Nearly two-thirds of top car manufacturers are facing ‘massive’ CO2 fines, according to new research.
A PA Consulting study due to be released today has found that eight out of 13 of the major brands selling in Europe are on course to fail new emissions standards to be imposed from 2021, amid warnings they have been too slow to develop cleaner, alternatively fuelled vehicles.
Manufacturers have a set target to hit by then, with the Europe-wide goal of an average of 95g/km of CO2. Firms face a 95 euro (circa £85) fine for every gram of carbon dioxide by which they exceed its personalised limits, multiplied by the number of cars produced by the manufacturer and registered in the EU in the previous year.
The research says Fiat-Chrysler, Groupe PSA, Hyundai, BMW, Ford, Volkswagen, Mazda and Daimler are all at risk of failing to hit the target.

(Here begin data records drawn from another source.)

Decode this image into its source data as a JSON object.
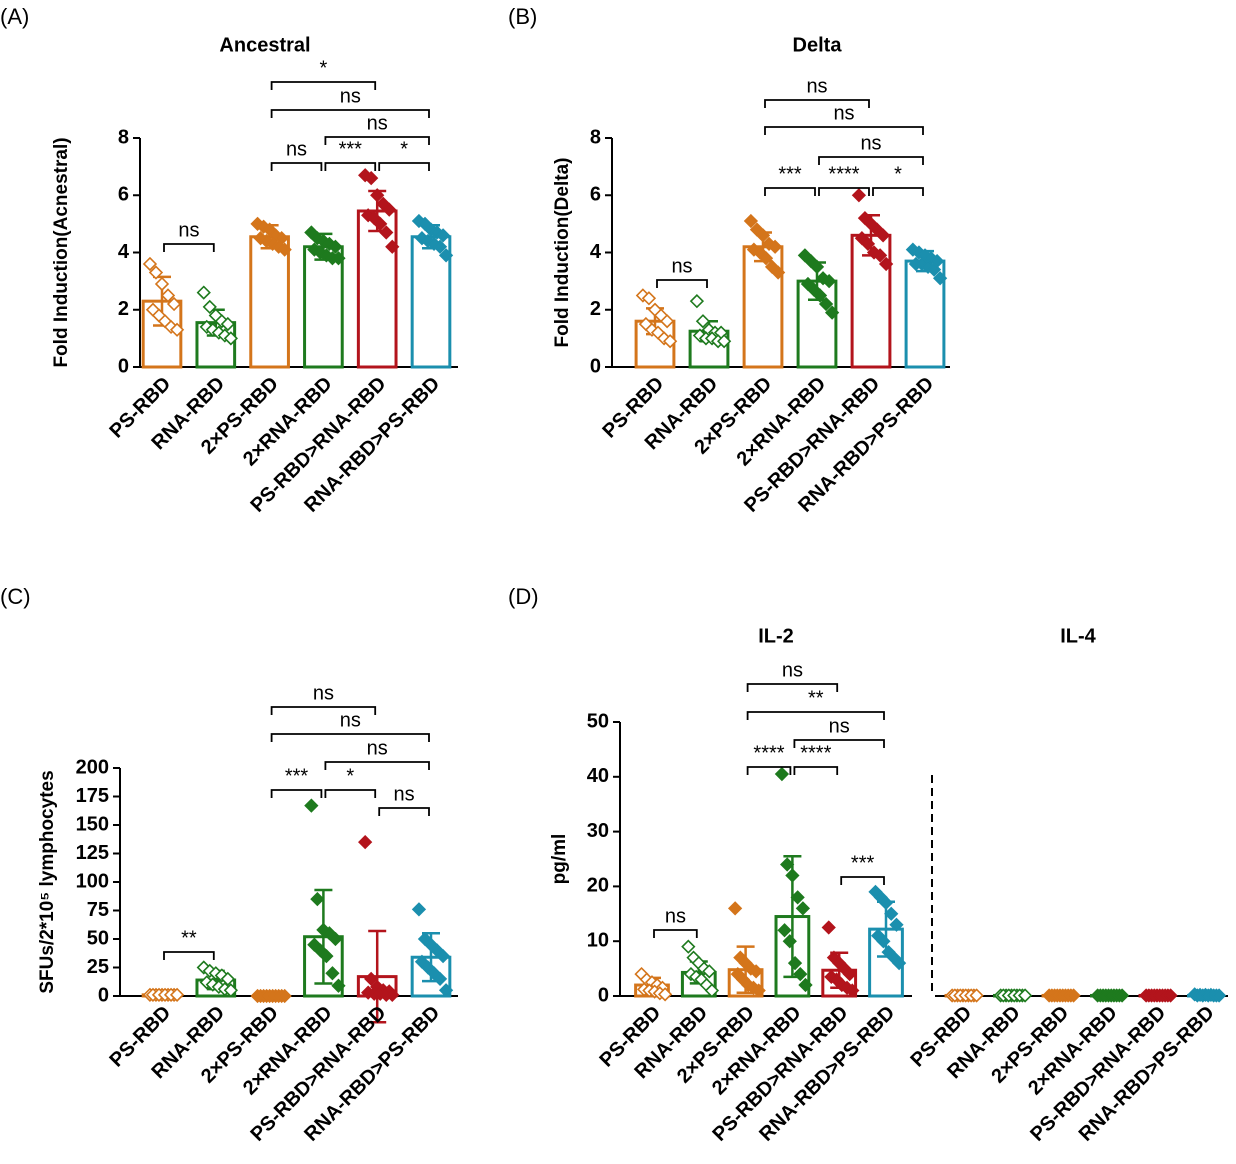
{
  "chart_data": [
    {
      "type": "bar",
      "panel": "(A)",
      "title": "Ancestral",
      "y_label": "Fold Induction(Acnestral)",
      "categories": [
        "PS-RBD",
        "RNA-RBD",
        "2×PS-RBD",
        "2×RNA-RBD",
        "PS-RBD>RNA-RBD",
        "RNA-RBD>PS-RBD"
      ],
      "values": [
        2.3,
        1.55,
        4.55,
        4.2,
        5.45,
        4.55
      ],
      "errors": [
        0.85,
        0.45,
        0.4,
        0.45,
        0.7,
        0.4
      ],
      "colors": [
        "#d4751b",
        "#1e7a1e",
        "#d4751b",
        "#1e7a1e",
        "#b3141c",
        "#1b8fae"
      ],
      "hollow_points": [
        true,
        true,
        false,
        false,
        false,
        false
      ],
      "points": [
        [
          3.6,
          3.3,
          2.9,
          2.5,
          2.2,
          2.0,
          1.8,
          1.6,
          1.4,
          1.3
        ],
        [
          2.6,
          2.1,
          1.8,
          1.6,
          1.5,
          1.4,
          1.3,
          1.2,
          1.1,
          1.0
        ],
        [
          5.0,
          4.9,
          4.8,
          4.6,
          4.5,
          4.5,
          4.4,
          4.3,
          4.2,
          4.1
        ],
        [
          4.7,
          4.5,
          4.4,
          4.3,
          4.2,
          4.1,
          4.0,
          3.9,
          3.8,
          3.8
        ],
        [
          6.7,
          6.6,
          6.0,
          5.7,
          5.5,
          5.3,
          5.2,
          5.0,
          4.7,
          4.2
        ],
        [
          5.1,
          5.0,
          4.8,
          4.7,
          4.6,
          4.5,
          4.4,
          4.3,
          4.2,
          3.9
        ]
      ],
      "ylim": [
        0,
        8
      ],
      "yticks": [
        0,
        2,
        4,
        6,
        8
      ],
      "brackets": [
        {
          "from": 0,
          "to": 1,
          "label": "ns"
        },
        {
          "from": 2,
          "to": 3,
          "label": "ns"
        },
        {
          "from": 3,
          "to": 4,
          "label": "***"
        },
        {
          "from": 4,
          "to": 5,
          "label": "*"
        },
        {
          "from": 3,
          "to": 5,
          "label": "ns"
        },
        {
          "from": 2,
          "to": 5,
          "label": "ns"
        },
        {
          "from": 2,
          "to": 4,
          "label": "*"
        }
      ]
    },
    {
      "type": "bar",
      "panel": "(B)",
      "title": "Delta",
      "y_label": "Fold Induction(Delta)",
      "categories": [
        "PS-RBD",
        "RNA-RBD",
        "2×PS-RBD",
        "2×RNA-RBD",
        "PS-RBD>RNA-RBD",
        "RNA-RBD>PS-RBD"
      ],
      "values": [
        1.6,
        1.25,
        4.2,
        3.0,
        4.6,
        3.7
      ],
      "errors": [
        0.45,
        0.35,
        0.5,
        0.65,
        0.7,
        0.35
      ],
      "colors": [
        "#d4751b",
        "#1e7a1e",
        "#d4751b",
        "#1e7a1e",
        "#b3141c",
        "#1b8fae"
      ],
      "hollow_points": [
        true,
        true,
        false,
        false,
        false,
        false
      ],
      "points": [
        [
          2.5,
          2.4,
          2.0,
          1.8,
          1.6,
          1.5,
          1.3,
          1.2,
          1.0,
          0.9
        ],
        [
          2.3,
          1.6,
          1.3,
          1.2,
          1.2,
          1.1,
          1.0,
          1.0,
          0.9,
          0.9
        ],
        [
          5.1,
          4.8,
          4.6,
          4.3,
          4.2,
          4.1,
          4.0,
          3.8,
          3.5,
          3.3
        ],
        [
          3.9,
          3.7,
          3.5,
          3.1,
          3.0,
          2.9,
          2.7,
          2.5,
          2.2,
          1.9
        ],
        [
          6.0,
          5.2,
          5.0,
          4.8,
          4.6,
          4.5,
          4.3,
          4.0,
          3.9,
          3.6
        ],
        [
          4.1,
          4.0,
          3.9,
          3.8,
          3.7,
          3.6,
          3.6,
          3.5,
          3.4,
          3.1
        ]
      ],
      "ylim": [
        0,
        8
      ],
      "yticks": [
        0,
        2,
        4,
        6,
        8
      ],
      "brackets": [
        {
          "from": 0,
          "to": 1,
          "label": "ns"
        },
        {
          "from": 2,
          "to": 3,
          "label": "***"
        },
        {
          "from": 3,
          "to": 4,
          "label": "****"
        },
        {
          "from": 4,
          "to": 5,
          "label": "*"
        },
        {
          "from": 3,
          "to": 5,
          "label": "ns"
        },
        {
          "from": 2,
          "to": 5,
          "label": "ns"
        },
        {
          "from": 2,
          "to": 4,
          "label": "ns"
        }
      ]
    },
    {
      "type": "bar",
      "panel": "(C)",
      "y_label": "SFUs/2*10⁵ lymphocytes",
      "categories": [
        "PS-RBD",
        "RNA-RBD",
        "2×PS-RBD",
        "2×RNA-RBD",
        "PS-RBD>RNA-RBD",
        "RNA-RBD>PS-RBD"
      ],
      "values": [
        1,
        14,
        0,
        52,
        17,
        34
      ],
      "errors": [
        1,
        8,
        0,
        41,
        40,
        21
      ],
      "colors": [
        "#d4751b",
        "#1e7a1e",
        "#d4751b",
        "#1e7a1e",
        "#b3141c",
        "#1b8fae"
      ],
      "hollow_points": [
        true,
        true,
        false,
        false,
        false,
        false
      ],
      "points": [
        [
          1,
          1,
          1,
          1,
          1,
          1,
          1,
          1,
          1,
          1
        ],
        [
          25,
          22,
          20,
          18,
          15,
          12,
          10,
          8,
          6,
          5
        ],
        [
          0,
          0,
          0,
          0,
          0,
          0,
          0,
          0,
          0,
          0
        ],
        [
          167,
          85,
          58,
          55,
          50,
          45,
          40,
          35,
          20,
          9
        ],
        [
          135,
          15,
          8,
          5,
          4,
          3,
          2,
          2,
          1,
          1
        ],
        [
          76,
          50,
          45,
          40,
          35,
          30,
          25,
          20,
          15,
          5
        ]
      ],
      "ylim": [
        0,
        200
      ],
      "yticks": [
        0,
        25,
        50,
        75,
        100,
        125,
        150,
        175,
        200
      ],
      "brackets": [
        {
          "from": 0,
          "to": 1,
          "label": "**"
        },
        {
          "from": 2,
          "to": 3,
          "label": "***"
        },
        {
          "from": 3,
          "to": 4,
          "label": "*"
        },
        {
          "from": 4,
          "to": 5,
          "label": "ns"
        },
        {
          "from": 3,
          "to": 5,
          "label": "ns"
        },
        {
          "from": 2,
          "to": 5,
          "label": "ns"
        },
        {
          "from": 2,
          "to": 4,
          "label": "ns"
        }
      ]
    },
    {
      "type": "bar",
      "panel": "(D)",
      "title": "IL-2",
      "y_label": "pg/ml",
      "categories": [
        "PS-RBD",
        "RNA-RBD",
        "2×PS-RBD",
        "2×RNA-RBD",
        "PS-RBD>RNA-RBD",
        "RNA-RBD>PS-RBD"
      ],
      "values": [
        2,
        4.3,
        4.8,
        14.5,
        4.7,
        12.2
      ],
      "errors": [
        1.3,
        2,
        4.2,
        11,
        3.2,
        5
      ],
      "colors": [
        "#d4751b",
        "#1e7a1e",
        "#d4751b",
        "#1e7a1e",
        "#b3141c",
        "#1b8fae"
      ],
      "hollow_points": [
        true,
        true,
        false,
        false,
        false,
        false
      ],
      "points": [
        [
          4,
          3,
          2.5,
          2,
          1.5,
          1.2,
          1,
          0.8,
          0.5,
          0.3
        ],
        [
          9,
          7,
          6,
          5,
          4.5,
          4,
          3.5,
          3,
          2,
          1
        ],
        [
          16,
          7,
          6,
          5,
          4.5,
          4,
          3,
          2,
          1.5,
          1
        ],
        [
          40.5,
          24,
          22,
          18,
          16,
          12,
          10,
          6,
          4,
          2
        ],
        [
          12.5,
          7,
          6,
          5,
          4,
          3.5,
          3,
          2,
          1.5,
          1
        ],
        [
          19,
          18,
          17,
          15,
          13,
          11,
          10,
          8,
          7,
          6
        ]
      ],
      "ylim": [
        0,
        50
      ],
      "yticks": [
        0,
        10,
        20,
        30,
        40,
        50
      ],
      "brackets": [
        {
          "from": 0,
          "to": 1,
          "label": "ns"
        },
        {
          "from": 2,
          "to": 3,
          "label": "****"
        },
        {
          "from": 3,
          "to": 4,
          "label": "****"
        },
        {
          "from": 3,
          "to": 5,
          "label": "ns"
        },
        {
          "from": 2,
          "to": 5,
          "label": "**"
        },
        {
          "from": 2,
          "to": 4,
          "label": "ns"
        },
        {
          "from": 4,
          "to": 5,
          "label": "***"
        }
      ]
    },
    {
      "type": "bar",
      "title": "IL-4",
      "categories": [
        "PS-RBD",
        "RNA-RBD",
        "2×PS-RBD",
        "2×RNA-RBD",
        "PS-RBD>RNA-RBD",
        "RNA-RBD>PS-RBD"
      ],
      "values": [
        0.1,
        0.1,
        0.1,
        0.1,
        0.1,
        0.1
      ],
      "errors": [
        0.05,
        0.05,
        0.05,
        0.05,
        0.05,
        0.05
      ],
      "colors": [
        "#d4751b",
        "#1e7a1e",
        "#d4751b",
        "#1e7a1e",
        "#b3141c",
        "#1b8fae"
      ],
      "hollow_points": [
        true,
        true,
        false,
        false,
        false,
        false
      ],
      "points": [
        [
          0.1,
          0.1,
          0.1,
          0.1,
          0.1,
          0.1,
          0.1,
          0.1,
          0.1,
          0.1
        ],
        [
          0.1,
          0.1,
          0.1,
          0.1,
          0.1,
          0.1,
          0.1,
          0.1,
          0.1,
          0.1
        ],
        [
          0.1,
          0.1,
          0.1,
          0.1,
          0.1,
          0.1,
          0.1,
          0.1,
          0.1,
          0.1
        ],
        [
          0.1,
          0.1,
          0.1,
          0.1,
          0.1,
          0.1,
          0.1,
          0.1,
          0.1,
          0.1
        ],
        [
          0.1,
          0.1,
          0.1,
          0.1,
          0.1,
          0.1,
          0.1,
          0.1,
          0.1,
          0.1
        ],
        [
          0.3,
          0.2,
          0.2,
          0.2,
          0.1,
          0.1,
          0.1,
          0.1,
          0.1,
          0.1
        ]
      ],
      "ylim": [
        0,
        50
      ]
    }
  ]
}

The consultancy also claims that VW would be hit with the biggest fine of up to 1.4 billion euros (circa £1.2bn), while Groupe PSA is at risk of a 600 million euro (circa £535.2m) penalty.
New figures from the Society of Motor Manufacturers & Traders (SMMT) show a decline in the number of electrified vehicles sold in the UK this year, with year-to-date figures down by 6.9 per cent at the end of November compared with the same period in 2017.
An SMMT spokeswoman said: “We need policies that encourage rather than confuse, which means a consistent approach to incentives and tax, and greater investment in charging infrastructure.”